Gentrificação/Guetização
Após a divulgação de rankings dos resultados escolares, há sempre uma série de subprodutos noticiosos e opinativos que se dedicam a (pretensamente) analisar diversas variáveis do contexto das escolas do topo ou da base do escalonamento. Quase sempre partindo de pressupostos ideológicos, é raro dedicarem-se a interpretar a realidade, preferindo a enunciação de narrativas pré-estabelecidas. Ainda menos habitual é tentarem estabelecer relações mais do que superficiais entre as tendências de médio prazo dos resultados e as políticas públicas no sector da Educação.
Nos últimos anos, sucederam-se constatações como “Só 10% dos alunos mais pobres conseguem chegar ao topo dos resultados em leitura” (Observador, 3 de Dezembro de 2019), “Alunos mais pobres têm piores resultados em Lisboa e no Sul do país” (Público, 14 de Julho de 2023), “Alunos mais pobres com maior taxa de insucesso no 1.º ciclo” (CNN Portugal, 20 de Fevereiro de 2025) ou “Dificuldade em concluir estudos no tempo esperado agravou-se entre alunos mais pobres” (Público, 12 de Abril de 2025). Esta é uma pequena amostra sobre o declínio dos resultados dos alunos, em especial das camadas mais desfavorecidas, e nem inclui o destaque dado ao crescente fosso entre os colégios privados e as escolas públicas de topo.

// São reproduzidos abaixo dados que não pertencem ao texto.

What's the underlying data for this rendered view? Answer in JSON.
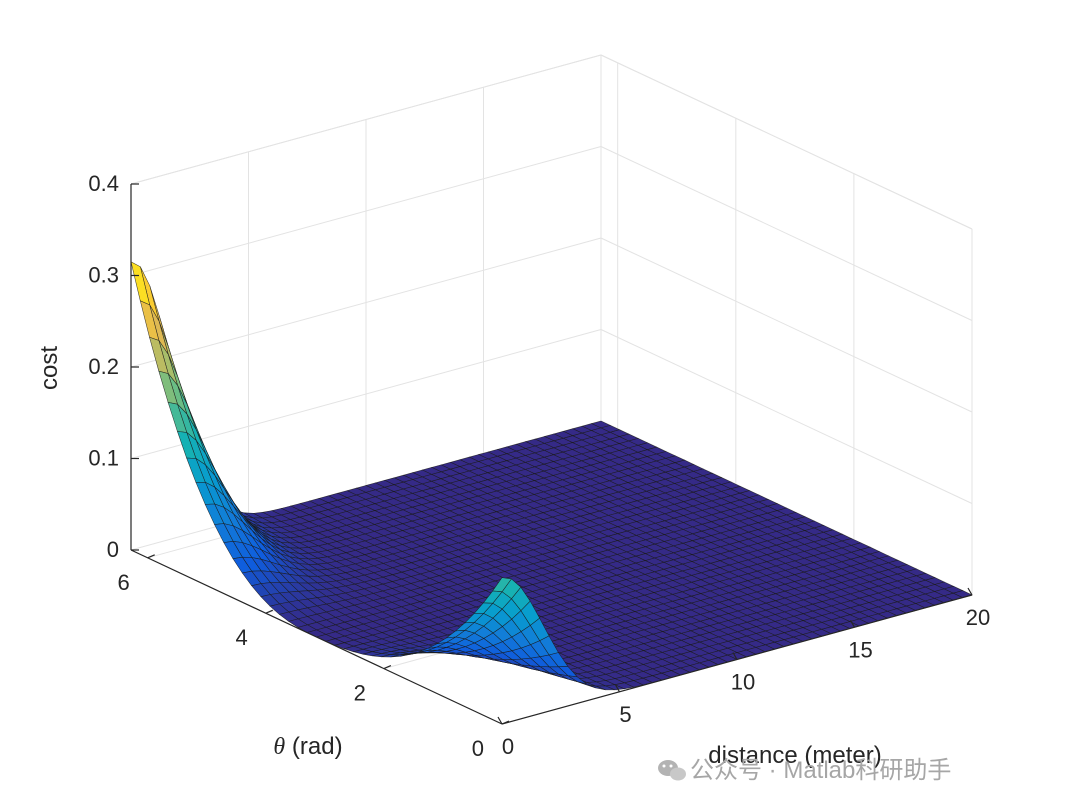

Apesar deste interesse, houve a preocupação de relacionar o discurso político em torno da “inclusão”, “equidade” e “justiça social” e os resultados concretos das políticas desenvolvidas, em especial do seu evidente fracasso? Houve preocupação em perceber como se agravaram as desigualdades entre algum ensino privado e o ensino público ou, no caso deste, entre as escolas que mantêm bons resultados e aquelas que estagnaram ou definham? Já houve o cuidado de perceber que, como em outras paragens (cf. Robert Putnam, Our Kids. The American Dream in Crisis, 2015), se agravou um processo de gentrificação escolar, a par de fenómenos equivalentes em termos de urbanismo e zonamento habitacional? Assim como o seu inverso, ou seja, a crescente guetização escolar, com o erguer de muros que limitam as possibilidades de miscigenação social, coesão e solidariedade social?
Raphaël Glucksmann descreve com clareza estes processos de fragmentação social e separação entre os frequentadores dos ensinos público e privado:
“Os estabelecimentos estando sectorizados não cumprem mais a mesma missão num país onde os burgueses e os proletários vivem em [espaços] diferentes. Ainda mais quando se junta à secessão espacial o separatismo escolar. As escolas ditas ‘livres’ escolarizam a mesma proporção de estudantes (…) do que há 30 anos. Mas as suas características sociais mudaram. O que resultava de uma escolha confessional é agora uma decisão de classe.” (Les Enfants du Vide, 2018, p. 71)
Enquanto se definirem políticas na base das proclamações de boas intenções, os fenómenos de desigualdade e guetização continuarão a crescer.